From an editorial standpoint, secondary outcomes are considered hypothesis-generating when the primary endpoint is non-significant. Emphasizing nominal p-values in secondary analyses without rigorous adjustment for multiple comparisons (alpha-spending) risks Type I error (false positives). A tough reviewer would flag 'cherry-picking' if the discussion focused on a 60% reduction in lab-confirmed influenza while the primary composite endpoint was null.

Guideline Committee
Guideline Committee

Should the DANFLU-2 results prompt a revision of the 'preferential recommendation' for high-dose influenza vaccines in the elderly, and how does this study fit into the GRADE (Grading of Recommendations, Assessment, Development, and Evaluations) framework for current guidelines?

Key Response

One study, especially one with a broad non-specific endpoint, rarely overrules a body of evidence.

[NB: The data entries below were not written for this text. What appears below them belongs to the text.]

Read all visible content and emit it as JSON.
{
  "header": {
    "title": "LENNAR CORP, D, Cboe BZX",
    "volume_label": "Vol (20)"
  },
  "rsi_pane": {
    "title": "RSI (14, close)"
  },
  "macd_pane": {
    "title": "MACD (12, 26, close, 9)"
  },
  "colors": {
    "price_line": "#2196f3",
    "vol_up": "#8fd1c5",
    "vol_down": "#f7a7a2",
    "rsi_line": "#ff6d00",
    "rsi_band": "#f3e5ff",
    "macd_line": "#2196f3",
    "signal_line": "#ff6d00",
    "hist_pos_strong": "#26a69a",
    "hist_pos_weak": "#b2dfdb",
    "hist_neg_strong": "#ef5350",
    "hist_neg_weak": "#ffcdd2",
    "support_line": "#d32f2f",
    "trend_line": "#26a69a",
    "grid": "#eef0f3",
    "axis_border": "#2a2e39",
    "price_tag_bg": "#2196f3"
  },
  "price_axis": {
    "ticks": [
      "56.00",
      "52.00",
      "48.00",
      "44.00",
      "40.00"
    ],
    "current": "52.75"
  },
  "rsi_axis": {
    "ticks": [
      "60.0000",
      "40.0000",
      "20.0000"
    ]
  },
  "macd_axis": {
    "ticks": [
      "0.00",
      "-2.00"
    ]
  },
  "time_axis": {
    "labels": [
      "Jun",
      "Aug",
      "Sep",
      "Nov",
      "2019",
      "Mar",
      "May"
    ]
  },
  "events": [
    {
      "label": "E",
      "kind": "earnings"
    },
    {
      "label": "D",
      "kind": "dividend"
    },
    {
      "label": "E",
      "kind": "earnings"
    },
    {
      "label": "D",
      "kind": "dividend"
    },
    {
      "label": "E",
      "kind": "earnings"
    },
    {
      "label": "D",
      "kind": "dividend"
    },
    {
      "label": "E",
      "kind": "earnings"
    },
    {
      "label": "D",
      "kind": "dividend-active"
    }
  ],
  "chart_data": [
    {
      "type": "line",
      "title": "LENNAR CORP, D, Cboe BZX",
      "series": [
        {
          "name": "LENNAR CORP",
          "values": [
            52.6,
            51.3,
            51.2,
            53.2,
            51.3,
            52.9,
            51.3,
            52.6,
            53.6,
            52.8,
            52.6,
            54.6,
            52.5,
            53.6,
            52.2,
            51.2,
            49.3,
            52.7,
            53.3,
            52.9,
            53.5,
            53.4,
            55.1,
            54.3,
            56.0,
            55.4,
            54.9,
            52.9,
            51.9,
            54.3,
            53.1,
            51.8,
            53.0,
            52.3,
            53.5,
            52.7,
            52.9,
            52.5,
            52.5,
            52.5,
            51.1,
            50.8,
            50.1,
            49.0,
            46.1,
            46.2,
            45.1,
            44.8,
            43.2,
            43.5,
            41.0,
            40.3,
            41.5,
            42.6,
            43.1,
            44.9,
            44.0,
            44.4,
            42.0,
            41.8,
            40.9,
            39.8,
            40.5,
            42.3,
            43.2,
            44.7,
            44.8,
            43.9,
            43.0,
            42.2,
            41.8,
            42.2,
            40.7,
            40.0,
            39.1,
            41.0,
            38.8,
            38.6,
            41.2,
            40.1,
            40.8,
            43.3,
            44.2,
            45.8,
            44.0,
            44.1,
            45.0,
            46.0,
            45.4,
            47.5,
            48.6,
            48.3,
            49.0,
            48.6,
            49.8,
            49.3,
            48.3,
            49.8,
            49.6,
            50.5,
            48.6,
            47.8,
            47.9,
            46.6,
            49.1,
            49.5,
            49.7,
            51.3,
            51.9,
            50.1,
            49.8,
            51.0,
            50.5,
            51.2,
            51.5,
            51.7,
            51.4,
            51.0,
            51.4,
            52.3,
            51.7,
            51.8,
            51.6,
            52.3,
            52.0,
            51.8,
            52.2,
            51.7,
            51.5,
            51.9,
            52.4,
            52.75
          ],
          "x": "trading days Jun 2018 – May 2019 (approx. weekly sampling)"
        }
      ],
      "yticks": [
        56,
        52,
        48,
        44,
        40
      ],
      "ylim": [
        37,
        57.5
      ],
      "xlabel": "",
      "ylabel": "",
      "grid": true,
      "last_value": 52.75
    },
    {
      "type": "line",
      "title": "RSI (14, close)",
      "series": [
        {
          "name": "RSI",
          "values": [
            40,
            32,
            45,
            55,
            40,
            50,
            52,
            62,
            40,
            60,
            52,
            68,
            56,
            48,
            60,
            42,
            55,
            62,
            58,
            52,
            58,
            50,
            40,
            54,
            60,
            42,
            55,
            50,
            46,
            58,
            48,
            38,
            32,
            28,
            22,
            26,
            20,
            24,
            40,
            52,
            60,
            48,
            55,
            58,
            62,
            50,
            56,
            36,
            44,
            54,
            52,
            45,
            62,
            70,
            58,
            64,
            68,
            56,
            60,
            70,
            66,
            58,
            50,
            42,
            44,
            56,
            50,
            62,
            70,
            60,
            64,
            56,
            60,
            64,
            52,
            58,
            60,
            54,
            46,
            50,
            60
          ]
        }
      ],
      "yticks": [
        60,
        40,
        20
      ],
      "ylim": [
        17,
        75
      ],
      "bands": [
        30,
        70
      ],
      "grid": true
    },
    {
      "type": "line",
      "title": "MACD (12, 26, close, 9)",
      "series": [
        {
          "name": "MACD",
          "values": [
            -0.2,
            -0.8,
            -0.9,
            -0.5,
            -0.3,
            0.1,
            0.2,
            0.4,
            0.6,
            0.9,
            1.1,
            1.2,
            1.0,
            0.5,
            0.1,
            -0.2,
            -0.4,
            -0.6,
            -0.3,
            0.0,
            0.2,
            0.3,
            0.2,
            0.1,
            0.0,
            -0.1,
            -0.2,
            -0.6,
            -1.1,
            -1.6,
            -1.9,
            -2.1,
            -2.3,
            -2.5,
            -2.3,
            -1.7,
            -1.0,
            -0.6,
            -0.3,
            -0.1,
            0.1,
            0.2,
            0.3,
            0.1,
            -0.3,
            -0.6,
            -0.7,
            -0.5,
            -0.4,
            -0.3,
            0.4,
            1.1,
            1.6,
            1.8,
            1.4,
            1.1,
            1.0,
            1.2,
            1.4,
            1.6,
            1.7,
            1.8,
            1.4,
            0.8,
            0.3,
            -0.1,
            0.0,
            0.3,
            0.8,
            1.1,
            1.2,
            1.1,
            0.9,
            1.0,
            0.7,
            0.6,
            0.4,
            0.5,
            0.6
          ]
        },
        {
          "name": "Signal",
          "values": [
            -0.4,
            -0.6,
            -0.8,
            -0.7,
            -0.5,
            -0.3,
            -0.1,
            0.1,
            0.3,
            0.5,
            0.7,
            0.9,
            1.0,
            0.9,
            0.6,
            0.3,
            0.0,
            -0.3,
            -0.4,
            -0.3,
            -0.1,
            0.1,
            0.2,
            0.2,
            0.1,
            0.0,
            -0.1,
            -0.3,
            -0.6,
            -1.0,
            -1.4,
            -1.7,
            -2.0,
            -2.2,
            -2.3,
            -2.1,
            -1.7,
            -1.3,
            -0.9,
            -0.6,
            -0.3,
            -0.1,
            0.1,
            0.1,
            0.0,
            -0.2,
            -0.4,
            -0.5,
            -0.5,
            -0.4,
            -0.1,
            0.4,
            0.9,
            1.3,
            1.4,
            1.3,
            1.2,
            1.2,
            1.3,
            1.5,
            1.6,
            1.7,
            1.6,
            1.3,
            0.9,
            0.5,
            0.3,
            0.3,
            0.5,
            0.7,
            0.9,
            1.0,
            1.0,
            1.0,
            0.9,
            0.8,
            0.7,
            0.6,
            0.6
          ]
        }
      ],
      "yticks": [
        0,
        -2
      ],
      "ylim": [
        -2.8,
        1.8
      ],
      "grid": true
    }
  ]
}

Under the GRADE framework, DANFLU-2 would be viewed as 'moderate-to-high' quality evidence, but its results must be meta-analyzed with existing data. Because previous meta-analyses (e.g., Lee et al., 2017) consistently show a benefit against lab-confirmed influenza and influenza-related complications, the preferential recommendation remains stable, though DANFLU-2 highlights the need for more data on whether this translates to a reduction in all-cause pneumonia hospitalizations across different healthcare systems.

Clinical Landscape

Noteworthy Related Trials

2014

FIM12 Trial

n = 31,989 · NEJM

Tested

High-dose trivalent inactivated influenza vaccine

Population

Adults 65 years of age or older

Comparator

Standard-dose trivalent inactivated influenza vaccine

Endpoint

Laboratory-confirmed influenza illness

Key result: High-dose vaccine was 24.2% more effective than standard-dose vaccine in preventing laboratory-confirmed influenza in older adults.
2018

IVV-65+ Trial

n = 14,560 · JAMA

Tested

High-dose versus standard-dose inactivated influenza vaccine

Population

Community-dwelling elderly adults

Comparator

Standard-dose inactivated influenza vaccine

Endpoint

Influenza-related respiratory hospitalizations

Key result: The high-dose vaccine significantly reduced influenza-related hospitalizations compared to the standard-dose vaccine.
2021

NIV (NIV- Efficacy Study

n = 5,683 · Lancet Infect Dis

Tested

Adjuvanted quadrivalent influenza vaccine

Population

Adults 65 years of age or older

Comparator

Non-adjuvanted quadrivalent influenza vaccine

Endpoint

Relative vaccine efficacy against laboratory-confirmed influenza

Key result: Adjuvanted vaccine demonstrated higher efficacy in preventing influenza-like illness compared to the non-adjuvanted version in older adults.